Wordpress Deployment Best Practices


I.    Introduction
II.   Challenges
III.  The Workflow
IV.  Development Enviroment
V.   Staging Enviroment
VI.  Production Enviroment
VII.  Hot Fixes
VIII. Permissions
IX.   Conclusion

Introduction
This guide is aimed to help you better understand how to better deal with deployments in your development workflow and provide some best practices for deployments. Sometimes a bad production deployment can ruin all the effort you invested in a development process.


Challenges
Wordpress, as a content management system, does not provide or have a built in workflow, or deployment process. Any deployment process needs to be maintained with policy and procedure. There are 2 ways to get content into Wordpress; manually added content to a page, or import/site replacement. Copying content manually to and from environments is extremely time consuming and error prone, this should not be done, instead a cohesive workflow should be followed by all developers and contributors to avoid loss of data or content.


The Workflow
Deployments should be treat as part of the development workflow, not as an afterthought. As you are developing a site or adding content the work flow should follow the same process each time. There are 3 enviroments: Development, Staging and Production.


  • Developers work on code changes, plugins, html, css, and templates changes generally on a development workstation.

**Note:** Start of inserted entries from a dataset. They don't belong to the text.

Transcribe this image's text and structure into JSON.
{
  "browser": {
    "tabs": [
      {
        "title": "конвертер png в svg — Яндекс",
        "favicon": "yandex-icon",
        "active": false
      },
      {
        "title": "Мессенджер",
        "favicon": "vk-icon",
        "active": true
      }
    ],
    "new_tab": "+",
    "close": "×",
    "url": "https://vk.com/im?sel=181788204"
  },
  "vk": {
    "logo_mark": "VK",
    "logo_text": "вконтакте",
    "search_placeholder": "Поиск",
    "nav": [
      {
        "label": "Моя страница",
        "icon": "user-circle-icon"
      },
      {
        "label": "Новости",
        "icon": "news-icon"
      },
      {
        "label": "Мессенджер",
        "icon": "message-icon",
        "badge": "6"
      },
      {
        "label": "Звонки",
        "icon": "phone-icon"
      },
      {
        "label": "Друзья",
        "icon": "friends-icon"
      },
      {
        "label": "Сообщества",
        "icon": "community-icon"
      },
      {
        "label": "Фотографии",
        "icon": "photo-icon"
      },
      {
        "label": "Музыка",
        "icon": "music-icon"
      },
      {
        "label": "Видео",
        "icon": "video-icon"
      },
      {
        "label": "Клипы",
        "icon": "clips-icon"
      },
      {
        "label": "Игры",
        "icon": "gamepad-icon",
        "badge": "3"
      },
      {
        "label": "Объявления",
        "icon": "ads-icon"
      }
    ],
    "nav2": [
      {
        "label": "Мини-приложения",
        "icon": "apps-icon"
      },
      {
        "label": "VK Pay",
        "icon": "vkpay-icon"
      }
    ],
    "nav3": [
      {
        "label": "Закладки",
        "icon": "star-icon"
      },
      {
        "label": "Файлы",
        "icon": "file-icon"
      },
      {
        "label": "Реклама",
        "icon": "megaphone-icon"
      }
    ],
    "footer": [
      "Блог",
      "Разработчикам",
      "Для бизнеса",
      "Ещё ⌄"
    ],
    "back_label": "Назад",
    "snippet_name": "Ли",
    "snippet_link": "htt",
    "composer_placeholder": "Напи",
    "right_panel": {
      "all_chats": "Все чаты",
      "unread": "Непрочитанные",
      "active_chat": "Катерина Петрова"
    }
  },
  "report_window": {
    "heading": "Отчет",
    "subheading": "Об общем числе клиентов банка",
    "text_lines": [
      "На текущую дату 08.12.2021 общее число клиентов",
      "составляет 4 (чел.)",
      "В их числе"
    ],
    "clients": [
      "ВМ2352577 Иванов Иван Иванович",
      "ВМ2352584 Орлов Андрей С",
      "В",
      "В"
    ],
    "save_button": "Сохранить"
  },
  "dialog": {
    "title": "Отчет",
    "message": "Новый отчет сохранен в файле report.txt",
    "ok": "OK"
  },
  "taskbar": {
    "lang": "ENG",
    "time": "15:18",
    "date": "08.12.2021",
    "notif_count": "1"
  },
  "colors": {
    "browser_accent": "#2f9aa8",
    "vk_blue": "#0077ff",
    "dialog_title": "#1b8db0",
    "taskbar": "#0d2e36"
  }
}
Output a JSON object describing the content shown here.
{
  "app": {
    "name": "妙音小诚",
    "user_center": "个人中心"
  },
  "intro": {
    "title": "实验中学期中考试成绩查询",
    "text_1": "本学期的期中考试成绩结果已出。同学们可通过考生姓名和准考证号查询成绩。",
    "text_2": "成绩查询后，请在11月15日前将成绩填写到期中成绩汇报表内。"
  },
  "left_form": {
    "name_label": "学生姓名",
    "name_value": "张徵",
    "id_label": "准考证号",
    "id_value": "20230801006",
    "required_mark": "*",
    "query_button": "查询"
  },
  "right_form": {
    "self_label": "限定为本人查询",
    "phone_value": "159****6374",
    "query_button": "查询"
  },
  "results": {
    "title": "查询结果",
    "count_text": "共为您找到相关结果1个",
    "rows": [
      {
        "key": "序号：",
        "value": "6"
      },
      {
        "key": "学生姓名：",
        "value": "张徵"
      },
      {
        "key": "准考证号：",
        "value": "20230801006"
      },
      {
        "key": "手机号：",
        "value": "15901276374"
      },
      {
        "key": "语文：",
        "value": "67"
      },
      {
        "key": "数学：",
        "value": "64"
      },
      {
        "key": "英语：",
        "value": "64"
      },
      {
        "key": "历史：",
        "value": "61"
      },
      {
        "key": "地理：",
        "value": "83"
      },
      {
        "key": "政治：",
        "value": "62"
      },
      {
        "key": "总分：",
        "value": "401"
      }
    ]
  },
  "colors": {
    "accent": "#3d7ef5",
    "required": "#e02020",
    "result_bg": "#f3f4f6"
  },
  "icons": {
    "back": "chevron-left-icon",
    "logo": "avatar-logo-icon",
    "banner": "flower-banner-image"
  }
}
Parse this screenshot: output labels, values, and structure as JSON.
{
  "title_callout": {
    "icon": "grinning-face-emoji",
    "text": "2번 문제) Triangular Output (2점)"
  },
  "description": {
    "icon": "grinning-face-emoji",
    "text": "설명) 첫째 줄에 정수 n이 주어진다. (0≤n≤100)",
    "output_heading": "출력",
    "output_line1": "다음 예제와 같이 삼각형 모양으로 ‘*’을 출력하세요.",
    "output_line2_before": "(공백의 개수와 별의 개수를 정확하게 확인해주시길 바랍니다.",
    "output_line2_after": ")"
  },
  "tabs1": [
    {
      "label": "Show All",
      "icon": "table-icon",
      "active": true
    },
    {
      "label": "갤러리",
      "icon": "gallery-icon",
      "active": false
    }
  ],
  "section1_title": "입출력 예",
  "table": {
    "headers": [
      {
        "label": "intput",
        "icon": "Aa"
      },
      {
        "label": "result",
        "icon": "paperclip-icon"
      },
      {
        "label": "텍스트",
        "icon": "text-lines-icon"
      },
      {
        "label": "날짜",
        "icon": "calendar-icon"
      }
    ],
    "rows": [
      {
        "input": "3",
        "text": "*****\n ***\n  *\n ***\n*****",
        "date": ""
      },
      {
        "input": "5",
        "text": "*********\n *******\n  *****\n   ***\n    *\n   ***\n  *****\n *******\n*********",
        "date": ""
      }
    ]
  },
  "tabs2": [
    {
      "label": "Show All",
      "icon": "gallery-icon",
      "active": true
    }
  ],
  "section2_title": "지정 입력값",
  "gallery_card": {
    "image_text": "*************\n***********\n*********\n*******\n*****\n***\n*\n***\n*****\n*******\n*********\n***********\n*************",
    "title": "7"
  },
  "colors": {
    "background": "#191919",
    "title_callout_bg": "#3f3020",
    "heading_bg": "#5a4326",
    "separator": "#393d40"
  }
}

  • Once feature are implemented and tested they are copied to the staging server. The only changes from the development server copied to the staging server is code, css, template changes. No content is copied from development to staging.
  • All content changes are made on the staging server.
  • Once approved on a scheduled release date the staging server is turned live.



Development Environment


The development environment is where programmers code and test plugins, make template modification and theme and template based css changes. The development environment is typically a local install on the developers computer. Once all the programming and css changes are complete and functional are all the changes pushed to the staging server.
Content may be pulled from the staging or production server to the development server to maintain content synchronization, but content should never be pushed to the staging or production server directly from the development environment.


Staging Environment


Once the features and changes have been implemented and tested they are copied to the staging server. The only changes pushed to the staging server are code, plugin, configuration, css and template html changes.
All content changes should be made directly on the staging server and not on the production server. Once the content changes are approved they will be pushed to the production server from the live server. All staging server pushes will be entire site pushes. Wordpress does not have the ability to push partial site changes live.


Production Server


Once all code and content changes have been approved and tested on the staging server a request is made to turn the staging server to production. This will copy all the content, files, plug-ins etc that are on the staging server to the production server. This is an automated process to reduce human error and should not include copying and pasting content.
Major feature releases should be scheduled after the content on the staging server has been approved.


Hot Fixes


There may be situations where hot fixes are required, for example if there is a feature on the staging server that is not approved but an immediate 'fix' is required to go live before the staging server is approved. These are usually minor content on CSS changes. These can be done on the staging and production server directly. The changes needs to be done on both server with the staging server changed first and then the production server, in that order.


Permissions


Each developer should be able to upload code, theme, css changes to the staging server. Content changes should never be pushed to the staging server from the development environment. Content editors and contributors should make changes directly to the staging server only. Only in the special case of a 'hot fix' should any editing be done on the production server.


Conclusion


The important aspect of a deployment workflow is that everyone knows the workflow and adheres to it. Ultimately a good workflow will result in a more productive, less costly website deployment, and be a lot less error prone.